Mortgage Refinance: What is it?
What is Mortgage Refinance?
When you pay off your exsisting mortgage and replace it with a new one, and new terms. It’s cost-effective and uses your home equity to help pay for renovations or make investments.
1. Low Interest Rates
Replacing your old contract and terms for a lower interest rate will save you money over time.
2. To access Equity in your home
Through refinancing, you can access up to 80% of your home’s value. This can be done through breaking your mortgage, taking on a home equity line of credit or blending/extending your mortgage with your current lender.
3. Consolidate Debt
If there is enough equity in your home, you will be able to pay off high-interest debts through Refinancing. Outstanding debts such as a car loan, line of credit, credit card bills can be consolidated through refinancing.
Process of Refinancing:
1. Break your existing mortgage contract early
In order to get a lower interest rate or get access to equity, you would have to eliminate your current mortgage and get a new one with any lender.
2. Add a line of credit
Through this you get access to the equity at your own will. This means you are responsible for interest only payments, made monthly on the outstanding balance.

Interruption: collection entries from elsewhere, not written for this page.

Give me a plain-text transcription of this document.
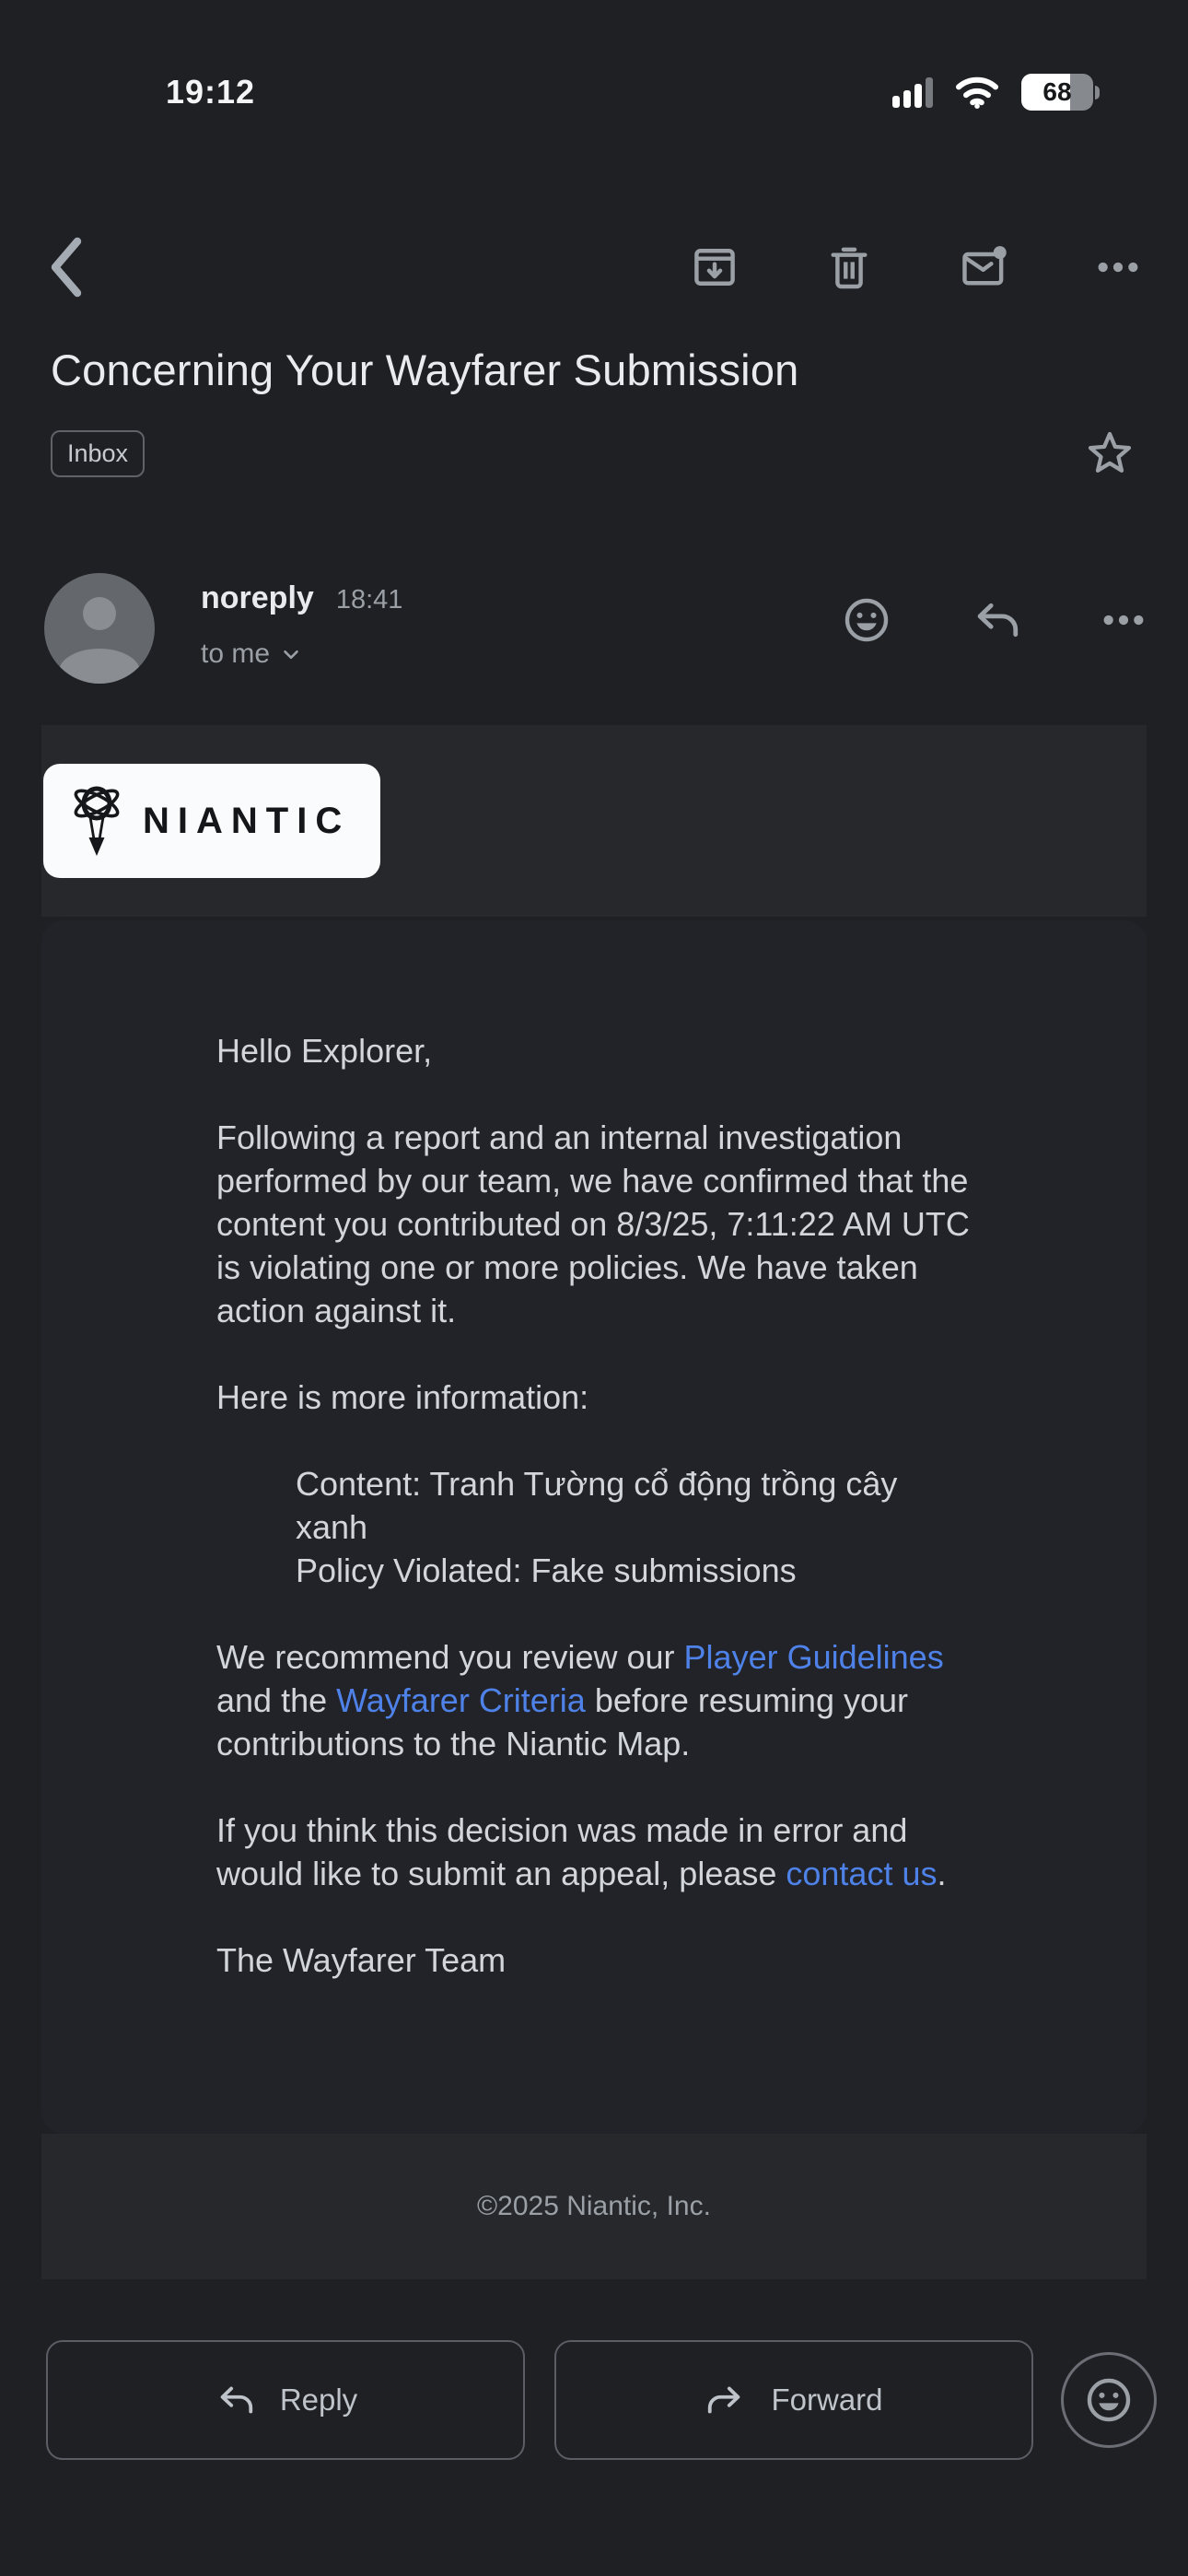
19:12	68
Concerning Your Wayfarer Submission
Inbox
noreply 18:41
to me
NIANTIC

Hello Explorer,

Following a report and an internal investigation performed by our team, we have confirmed that the content you contributed on 8/3/25, 7:11:22 AM UTC is violating one or more policies. We have taken action against it.

Here is more information:

Content: Tranh Tường cổ động trồng cây xanh

Policy Violated: Fake submissions

We recommend you review our Player Guidelines and the Wayfarer Criteria before resuming your contributions to the Niantic Map.

If you think this decision was made in error and would like to submit an appeal, please contact us.

The Wayfarer Team

©2025 Niantic, Inc.
Reply	Forward
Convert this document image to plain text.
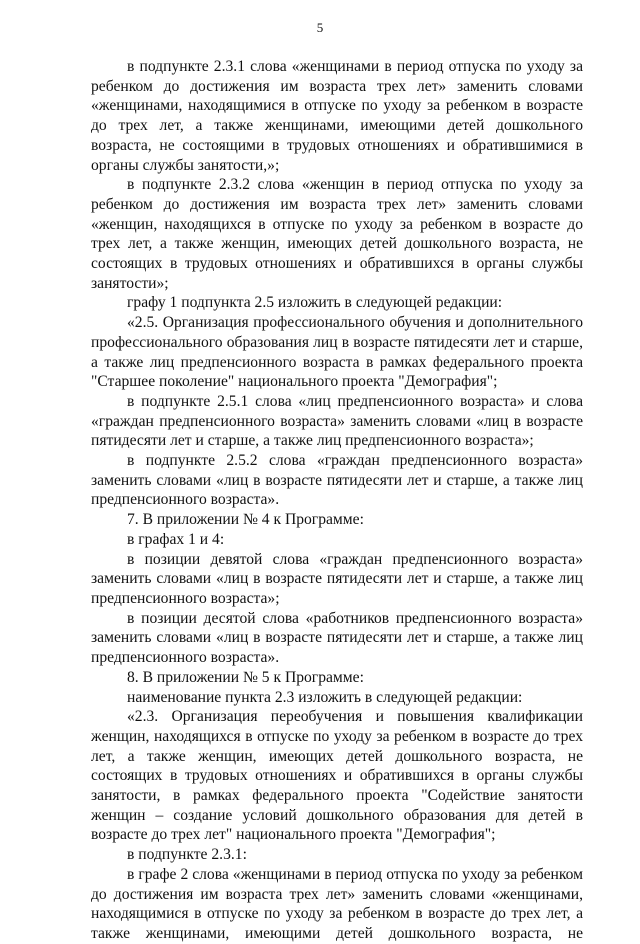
5

в подпункте 2.3.1 слова «женщинами в период отпуска по уходу за ребенком до достижения им возраста трех лет» заменить словами «женщинами, находящимися в отпуске по уходу за ребенком в возрасте до трех лет, а также женщинами, имеющими детей дошкольного возраста, не состоящими в трудовых отношениях и обратившимися в органы службы занятости,»;

в подпункте 2.3.2 слова «женщин в период отпуска по уходу за ребенком до достижения им возраста трех лет» заменить словами «женщин, находящихся в отпуске по уходу за ребенком в возрасте до трех лет, а также женщин, имеющих детей дошкольного возраста, не состоящих в трудовых отношениях и обратившихся в органы службы занятости»;

графу 1 подпункта 2.5 изложить в следующей редакции:

«2.5. Организация профессионального обучения и дополнительного профессионального образования лиц в возрасте пятидесяти лет и старше, а также лиц предпенсионного возраста в рамках федерального проекта "Старшее поколение" национального проекта "Демография";

в подпункте 2.5.1 слова «лиц предпенсионного возраста» и слова «граждан предпенсионного возраста» заменить словами «лиц в возрасте пятидесяти лет и старше, а также лиц предпенсионного возраста»;

в подпункте 2.5.2 слова «граждан предпенсионного возраста» заменить словами «лиц в возрасте пятидесяти лет и старше, а также лиц предпенсионного возраста».

7. В приложении № 4 к Программе:

в графах 1 и 4:

в позиции девятой слова «граждан предпенсионного возраста» заменить словами «лиц в возрасте пятидесяти лет и старше, а также лиц предпенсионного возраста»;

в позиции десятой слова «работников предпенсионного возраста» заменить словами «лиц в возрасте пятидесяти лет и старше, а также лиц предпенсионного возраста».

8. В приложении № 5 к Программе:

наименование пункта 2.3 изложить в следующей редакции:

«2.3. Организация переобучения и повышения квалификации женщин, находящихся в отпуске по уходу за ребенком в возрасте до трех лет, а также женщин, имеющих детей дошкольного возраста, не состоящих в трудовых отношениях и обратившихся в органы службы занятости, в рамках федерального проекта "Содействие занятости женщин – создание условий дошкольного образования для детей в возрасте до трех лет" национального проекта "Демография";

в подпункте 2.3.1:

в графе 2 слова «женщинами в период отпуска по уходу за ребенком до достижения им возраста трех лет» заменить словами «женщинами, находящимися в отпуске по уходу за ребенком в возрасте до трех лет, а также женщинами, имеющими детей дошкольного возраста, не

3. Blend and extend your existing mortgage
Your existing lender may offer you a “blended rate” which is a combination of your current mortgage rate along with any additional money you borrow at current rates. Blended rates tend to be higher than most competitive mortgage rates.
How much will it cost?
This depends on which strategy you decide to use in order to lower interest rates or access equity in your home. There will be legal costs such as lawyer fees, and if you are breaking your mortgage in the middle of your terms there will be a prepayment penalty.